La petite histoire des mots
Paresse

Les Français sont-ils de fieffés paresseux, allergiques au moindre effort et ennemi du travail ? La question peut sembler indélicate, voire blessante à l’endroit de nos voisins. Elle est néanmoins posée sans détour par plusieurs grands journaux étrangers. C’est le cas, par exemple, du très sérieux New York Times qui constate que, non contents d’être déjà les Européens qui travaillent le moins, les Français s’étranglent de colère, battent le pavé et font grève à l’idée de devoir prendre un jour leur retraite à 64 ans, alors que la quasi-totalité des travailleurs du Vieux Continent ont déjà franchi ce cap.
Le mot « paresse » désigne le plus souvent une propension à ne rien faire, une répugnance au travail, à l’effort physique ou intellectuel, ainsi qu’une faiblesse de caractère qui porte à l’inaction et à l’oisiveté. Elle consiste aussi à ne pas avoir envie de faire ce qui est nécessaire pour son propre bien-être et celui des autres. La paresse figure d’ailleurs parmi les sept péchés capitaux reconnus par la chrétienté. Chez les catholiques, pour désigner le péché de paresse, on parlait jadis d’ « acédie », un terme aujourd’hui disparu du langage courant qui désignait une faiblesse de l’âme due à un relâchement moral et spirituel.

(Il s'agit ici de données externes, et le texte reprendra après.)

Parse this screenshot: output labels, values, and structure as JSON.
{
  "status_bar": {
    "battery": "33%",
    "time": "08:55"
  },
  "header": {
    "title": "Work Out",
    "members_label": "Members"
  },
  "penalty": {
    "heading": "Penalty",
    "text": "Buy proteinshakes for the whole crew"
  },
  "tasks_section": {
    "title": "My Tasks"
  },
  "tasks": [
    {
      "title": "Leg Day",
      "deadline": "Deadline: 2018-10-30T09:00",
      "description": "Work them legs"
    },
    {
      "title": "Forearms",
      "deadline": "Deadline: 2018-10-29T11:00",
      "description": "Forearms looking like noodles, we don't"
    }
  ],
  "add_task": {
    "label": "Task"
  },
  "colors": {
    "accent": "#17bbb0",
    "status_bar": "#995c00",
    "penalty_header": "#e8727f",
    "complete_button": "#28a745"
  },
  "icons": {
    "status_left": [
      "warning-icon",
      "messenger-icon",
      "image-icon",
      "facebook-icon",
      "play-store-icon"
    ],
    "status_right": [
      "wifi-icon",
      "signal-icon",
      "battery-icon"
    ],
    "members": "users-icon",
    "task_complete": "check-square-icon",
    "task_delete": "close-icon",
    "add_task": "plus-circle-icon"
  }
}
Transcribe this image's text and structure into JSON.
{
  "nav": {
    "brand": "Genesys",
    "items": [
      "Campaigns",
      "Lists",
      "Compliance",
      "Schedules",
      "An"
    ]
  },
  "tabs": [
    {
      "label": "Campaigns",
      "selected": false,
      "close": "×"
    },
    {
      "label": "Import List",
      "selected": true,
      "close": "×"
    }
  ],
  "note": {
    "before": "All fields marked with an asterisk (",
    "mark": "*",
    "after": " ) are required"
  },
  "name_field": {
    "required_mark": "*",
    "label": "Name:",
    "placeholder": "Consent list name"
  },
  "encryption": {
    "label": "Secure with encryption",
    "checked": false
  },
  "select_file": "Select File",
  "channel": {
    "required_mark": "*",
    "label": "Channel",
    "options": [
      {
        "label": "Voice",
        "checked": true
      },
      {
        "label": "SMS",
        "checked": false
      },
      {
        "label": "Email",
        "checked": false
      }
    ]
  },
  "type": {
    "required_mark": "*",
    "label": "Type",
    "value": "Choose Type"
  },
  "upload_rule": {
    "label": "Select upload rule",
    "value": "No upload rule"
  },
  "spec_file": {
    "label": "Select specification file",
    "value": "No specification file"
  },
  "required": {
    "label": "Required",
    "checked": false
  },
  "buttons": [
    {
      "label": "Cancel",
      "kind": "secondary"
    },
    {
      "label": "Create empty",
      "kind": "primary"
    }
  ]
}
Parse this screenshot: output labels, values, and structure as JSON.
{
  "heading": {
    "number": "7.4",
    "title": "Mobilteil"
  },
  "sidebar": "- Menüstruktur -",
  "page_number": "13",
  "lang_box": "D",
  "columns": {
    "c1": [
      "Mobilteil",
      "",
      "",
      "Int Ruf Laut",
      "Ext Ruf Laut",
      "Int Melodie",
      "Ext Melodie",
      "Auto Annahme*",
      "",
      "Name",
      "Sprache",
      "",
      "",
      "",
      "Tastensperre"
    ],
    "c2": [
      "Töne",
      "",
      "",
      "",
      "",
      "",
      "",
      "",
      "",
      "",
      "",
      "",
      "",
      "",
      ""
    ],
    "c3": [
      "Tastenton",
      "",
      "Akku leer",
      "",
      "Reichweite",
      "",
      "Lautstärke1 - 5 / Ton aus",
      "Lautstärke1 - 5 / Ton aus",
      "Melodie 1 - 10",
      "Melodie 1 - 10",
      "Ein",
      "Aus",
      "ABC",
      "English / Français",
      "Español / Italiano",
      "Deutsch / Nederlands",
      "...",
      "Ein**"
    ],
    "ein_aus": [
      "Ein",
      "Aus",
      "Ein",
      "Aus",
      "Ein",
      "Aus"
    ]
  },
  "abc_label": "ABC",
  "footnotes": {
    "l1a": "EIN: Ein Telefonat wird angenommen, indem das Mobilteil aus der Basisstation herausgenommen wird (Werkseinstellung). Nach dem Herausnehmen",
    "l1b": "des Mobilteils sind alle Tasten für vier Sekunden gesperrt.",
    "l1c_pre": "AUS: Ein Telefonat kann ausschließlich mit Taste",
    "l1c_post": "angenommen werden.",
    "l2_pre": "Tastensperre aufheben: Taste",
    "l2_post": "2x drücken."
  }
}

A l’origine du mot « paresse » on trouve le verbe latin « piger » qui signifie « répugner à », ainsi que le substantif « pigritia » qui désigne l’indolence, le repos, ainsi que la paresse, celle notamment de l’estomac, un trouble fonctionnel digestif caractérisé par un ralentissement de la vidange stomacale. La médecine moderne a donné le nom de gastroparésie (paresse du ventre en grec) à ce syndrome. Faut-il en déduire que de la vidange de l’estomac à celle de la volonté il n’y a qu’un pas ? Peut-être …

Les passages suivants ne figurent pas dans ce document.